Vieille rengaine méditerranéenne que celle de la femme par qui le malheur arrive, on n'est ici pas si loin que cela du mythe de la Genèse. Intéressant quand même que Pandore soit la réponse au mythe de Prométhée c'est-à-dire à la conquête humaine de la technique.

Qu'on prenne Pandore en bonne ou en mauvaise part, elle est réponse à cette double négation qui caractérise l'homme, réponse à ce qui fonde son identité : le refus d'une quelconque soumission à l'ordre naturel, le refus de n'être que ce que sa naissance l'a fait être. Équilibre naturel à l'origine, bouleversé par l'irruption de la femme qui fait sauter tous les équilibres et fait se débuter l'histoire.
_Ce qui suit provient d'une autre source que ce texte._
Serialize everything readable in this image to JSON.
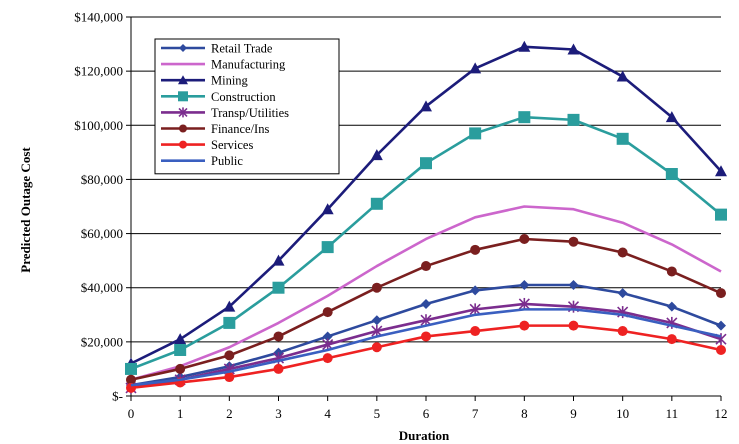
{
  "chart_data": {
    "type": "line",
    "title": "",
    "xlabel": "Duration",
    "ylabel": "Predicted Outage Cost",
    "x": [
      0,
      1,
      2,
      3,
      4,
      5,
      6,
      7,
      8,
      9,
      10,
      11,
      12
    ],
    "ylim": [
      0,
      140000
    ],
    "yticks": [
      {
        "value": 0,
        "label": "$-"
      },
      {
        "value": 20000,
        "label": "$20,000"
      },
      {
        "value": 40000,
        "label": "$40,000"
      },
      {
        "value": 60000,
        "label": "$60,000"
      },
      {
        "value": 80000,
        "label": "$80,000"
      },
      {
        "value": 100000,
        "label": "$100,000"
      },
      {
        "value": 120000,
        "label": "$120,000"
      },
      {
        "value": 140000,
        "label": "$140,000"
      }
    ],
    "grid": true,
    "legend_position": "top-left",
    "series": [
      {
        "name": "Retail Trade",
        "color": "#2e4a9e",
        "marker": "diamond",
        "values": [
          4000,
          7000,
          11000,
          16000,
          22000,
          28000,
          34000,
          39000,
          41000,
          41000,
          38000,
          33000,
          26000
        ]
      },
      {
        "name": "Manufacturing",
        "color": "#cc66cc",
        "marker": "none",
        "values": [
          6000,
          11000,
          18000,
          27000,
          37000,
          48000,
          58000,
          66000,
          70000,
          69000,
          64000,
          56000,
          46000
        ]
      },
      {
        "name": "Mining",
        "color": "#1c1c7a",
        "marker": "triangle",
        "values": [
          12000,
          21000,
          33000,
          50000,
          69000,
          89000,
          107000,
          121000,
          129000,
          128000,
          118000,
          103000,
          83000
        ]
      },
      {
        "name": "Construction",
        "color": "#2a9d9d",
        "marker": "square",
        "values": [
          10000,
          17000,
          27000,
          40000,
          55000,
          71000,
          86000,
          97000,
          103000,
          102000,
          95000,
          82000,
          67000
        ]
      },
      {
        "name": "Transp/Utilities",
        "color": "#7b2d8e",
        "marker": "star",
        "values": [
          3000,
          6000,
          10000,
          14000,
          19000,
          24000,
          28000,
          32000,
          34000,
          33000,
          31000,
          27000,
          21000
        ]
      },
      {
        "name": "Finance/Ins",
        "color": "#7a1f1f",
        "marker": "circle",
        "values": [
          6000,
          10000,
          15000,
          22000,
          31000,
          40000,
          48000,
          54000,
          58000,
          57000,
          53000,
          46000,
          38000
        ]
      },
      {
        "name": "Services",
        "color": "#ee2222",
        "marker": "circle",
        "values": [
          3000,
          5000,
          7000,
          10000,
          14000,
          18000,
          22000,
          24000,
          26000,
          26000,
          24000,
          21000,
          17000
        ]
      },
      {
        "name": "Public",
        "color": "#3a5fc0",
        "marker": "none",
        "values": [
          4000,
          6000,
          9000,
          13000,
          17000,
          22000,
          26000,
          30000,
          32000,
          32000,
          30000,
          26000,
          22000
        ]
      }
    ]
  }
}
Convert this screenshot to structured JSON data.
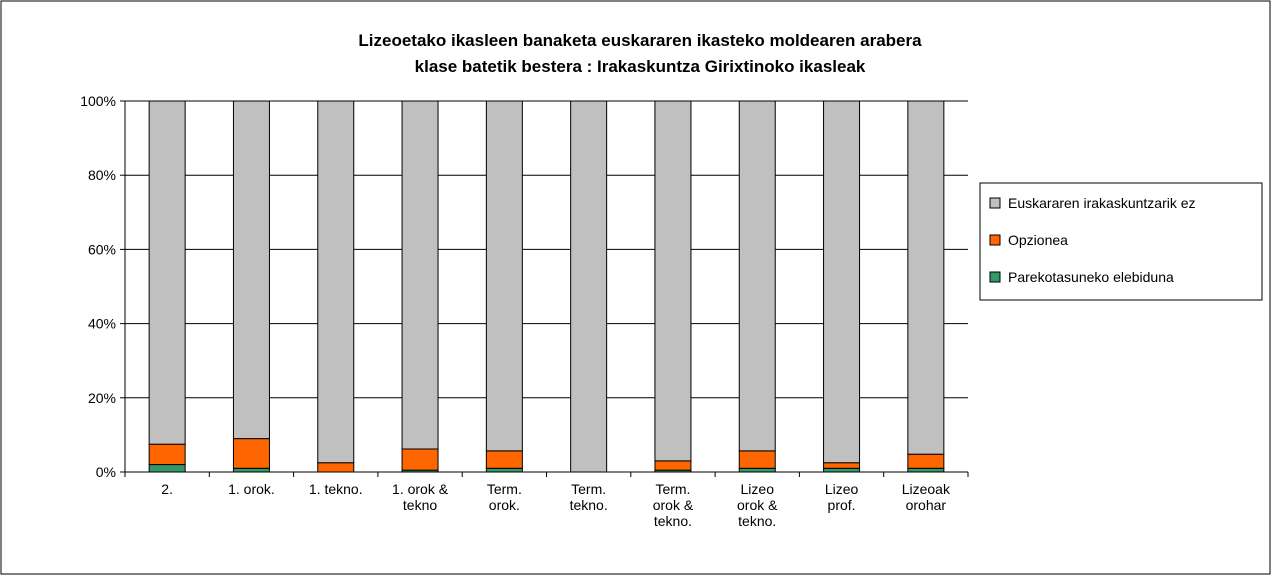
{
  "chart_data": {
    "type": "stacked_bar",
    "title": [
      "Lizeoetako ikasleen banaketa euskararen ikasteko moldearen arabera",
      "klase batetik bestera : Irakaskuntza Girixtinoko ikasleak"
    ],
    "categories": [
      "2.",
      "1. orok.",
      "1. tekno.",
      "1. orok &\ntekno",
      "Term.\norok.",
      "Term.\ntekno.",
      "Term.\norok &\ntekno.",
      "Lizeo\norok &\ntekno.",
      "Lizeo\nprof.",
      "Lizeoak\norohar"
    ],
    "series": [
      {
        "name": "Parekotasuneko elebiduna",
        "color": "#339966",
        "values": [
          2,
          1,
          0,
          0.5,
          1,
          0,
          0.5,
          1,
          1,
          1
        ]
      },
      {
        "name": "Opzionea",
        "color": "#ff6600",
        "values": [
          5.5,
          8,
          2.5,
          5.7,
          4.7,
          0,
          2.5,
          4.7,
          1.5,
          3.8
        ]
      },
      {
        "name": "Euskararen irakaskuntzarik ez",
        "color": "#c0c0c0",
        "values": [
          92.5,
          91,
          97.5,
          93.8,
          94.3,
          100,
          97,
          94.3,
          97.5,
          95.2
        ]
      }
    ],
    "ylim": [
      0,
      100
    ],
    "yticks": [
      {
        "value": 0,
        "label": "0%"
      },
      {
        "value": 20,
        "label": "20%"
      },
      {
        "value": 40,
        "label": "40%"
      },
      {
        "value": 60,
        "label": "60%"
      },
      {
        "value": 80,
        "label": "80%"
      },
      {
        "value": 100,
        "label": "100%"
      }
    ],
    "grid": true,
    "legend": "right"
  }
}
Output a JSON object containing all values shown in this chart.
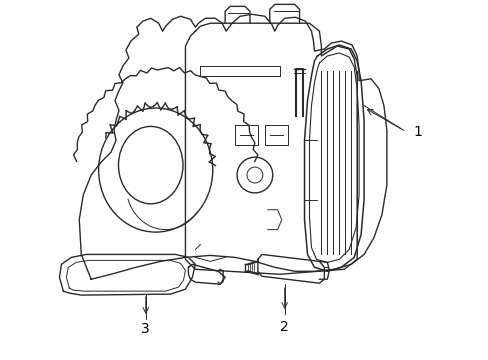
{
  "background_color": "#ffffff",
  "line_color": "#333333",
  "line_width": 0.9,
  "label_1": "1",
  "label_2": "2",
  "label_3": "3",
  "figsize": [
    4.89,
    3.6
  ],
  "dpi": 100
}
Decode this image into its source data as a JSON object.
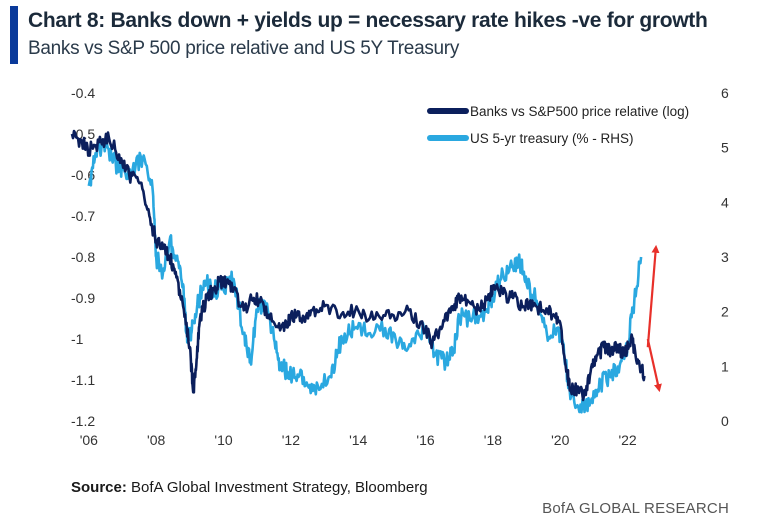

La boite ouverte, ce sont tous les malheurs qui s'abattent sur l'homme, tous sauf l'espérance - en réalité la crainte, l'appréhension : ἐλπίς - restée dans la boite. Belle ode à la lutte, au combat à quoi l'homme est désormais contraint et par quoi seul il peut se construire : ἐλπίς fût-elle sortie elle aussi de la boîte que l'homme en eût été paralysé et incapable de forger son propre destin. Une lecture positive du mythe est en conséquence possible : la femme est bien celle qui pousse à faire bouger les lignes, non pas tant celle par qui le malheur arrive que celle par qui l'histoire peut commencer. Symbole de l'engendrement dont elle est l'acteur principal, la femme marque cette oscillation permanente de nos théories comme de notre être entre une nature envers quoi nous ne pouvons que nourrir dévotion et soumission et notre histoire qui atteste de manière constante notre refus du fait établi : autre façon abrupte et schématique de reposer la question nature/culture.

J'en veux pour autre preuve le mythe prométhéen lui-même. Epiméthée, l'imprévoyant, Ἐπιμηθεύς celui qui réfléchit après coup, ayant distribué aux animaux toutes les facultés disponibles n'eut plus rien à attribuer à l'homme. C'est Prométhée qui se chargea de confier l'art du feu, qui est la science qui contient toutes les autres, mais évidemment aussi le pouvoir de transformer la matière et donc de s'en rendre maître. Disposant ainsi du Feu sacré, l'homme peut se mesurer aux Dieux. Seul être à ne posséder aucune disposition naturelle sinon la capacité de les acquérir toutes, il est l'exemple même de l'irruption de l'histoire dans la nature. Les deux mythes reliés, puisque Pandore est la vengeance divine face au vol du feu sacré, permettent de comprendre à la fois que la maîtrise technique ne peut être entendue que comme une affirmation de la puissance humaine face aux dieux ; combien l'homme est le seul être à toujours déroger à sa nature qui est toujours plus virtuelle que réelle ; que cet écart ne peut aller sans risque, sans souffrance non plus que sans gloire ; qu'enfin la femme demeure toujours le symbole de cet écart qui est moins à entendre comme une faute que comme une destinée à accomplir.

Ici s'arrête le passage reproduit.